New Zealand’s PM John Key is resigning, and the Australian media are singing his praises. “Key’s success was his essential modesty,” reads the Oz. “The world has lost one of its most sensible and effective political leaders,” echoes the Fin.

If you want a substantive accounting of the man and his triumphs, we suggest you read those pieces. But here in the Crikey bunker, we’d rather offer a different account. One of Key’s bizarre habit of pulling ponytails.

You read that right. The lauded Kiwi prime minister repeatedly tugged on women’s hair, if it happened to be long hair gathered to one point and then allowed to fall in the arrangement commonly known as a ponytail.

The whole thing blew up in April last year when a waitress, in an anonymous account for a Kiwi blog, alleged the prime minister had, on at least six occasions in 2014, tugged on her hair while she served him:

“He would come up behind me when I was at the ordering terminal, tug on my hair and then pretend that his wife, Bronagh, had done it (much to her embarrassment), and she would tell him to stop it. As he rounded the corner behind me he commented ‘that’s a very tantalising ponytail’.”

The woman wrote that she objected to his “school yard bully” behaviour, but it didn’t stop. Instead, Key began to make “scary suspense sound effects, like from the movie Jaws” as he approached her to again yank her hair. Key, later being persuaded the waitress really didn’t like it, went on to present her with two bottles of his own JK wine by way of apology, saying he hadn’t realised the behaviour offended her.

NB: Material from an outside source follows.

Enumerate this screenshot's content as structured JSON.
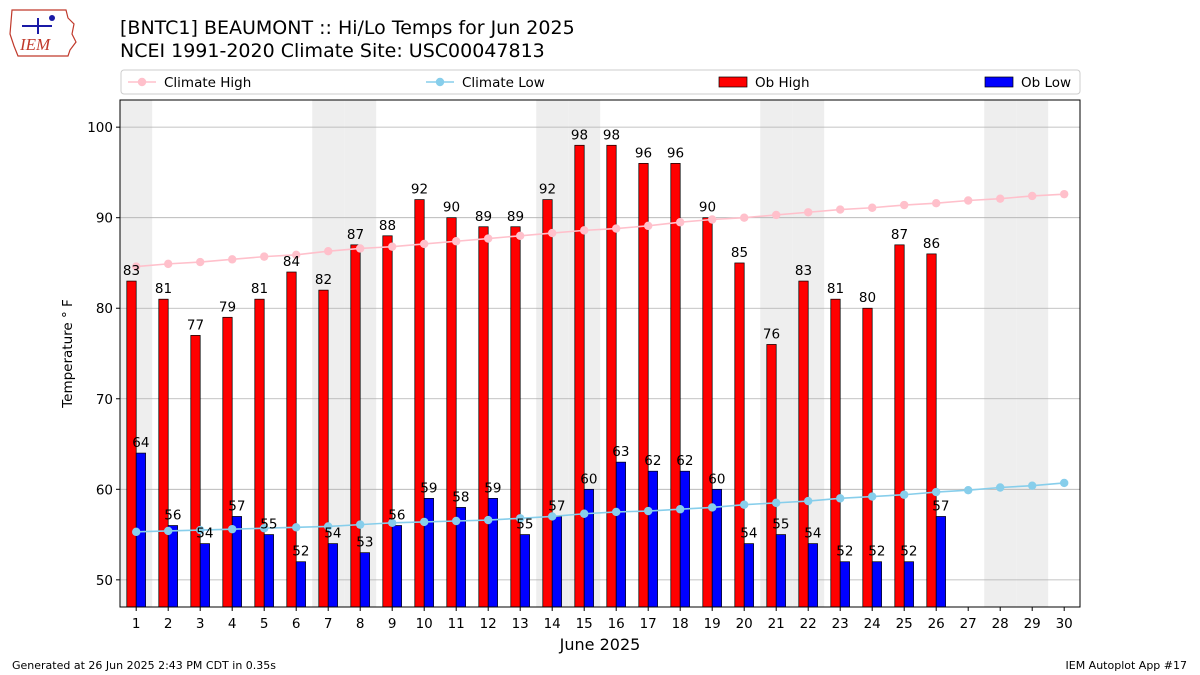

The account swept like a hurricane throughout New Zealand. The woman was later revealed to be Amanda Bailey, a 26-year-old waitress. Key didn’t dispute the incident — a statement released in response said his actions were “intended to be lighthearted” and that he had apologised.

The incident was far from isolated — some of Key’s hair-pulling has been caught on TV cameras. At a school visit, Key was filmed pulling the braided pigtails of a young child, asking her, “the boys don’t pull it, do they?” (The boys didn’t, she responded, though clearly the prime minister did.) During another video from April 2014, of Key standing next to two young girls on the street near Key’s beach house in Omaha, a reporter knelt down and ask them if they knew who was standing next to them. “The prime minister,” one uttered, while a disembodied hand (presumably Key’s?) can be seen reaching for her hair.

Later, Kiwi PR operative Mark Blackman told the New Zealand Herald that while watching the footage on TV, his daughter piped up that: “That’s what the Prime Minister did at Te Papa to my two friends”. She had visited the Te Papa national museum on a school trip in 2014.

“I guess she was a bit amazed, she was just intrigued that it had happened to her friends as well, she was surprised,” Blackham told the Herald. “I think it puts a bit more perspective on it … I don’t know if it’s affectionate or what it is, but it’s clearly a thing he does.”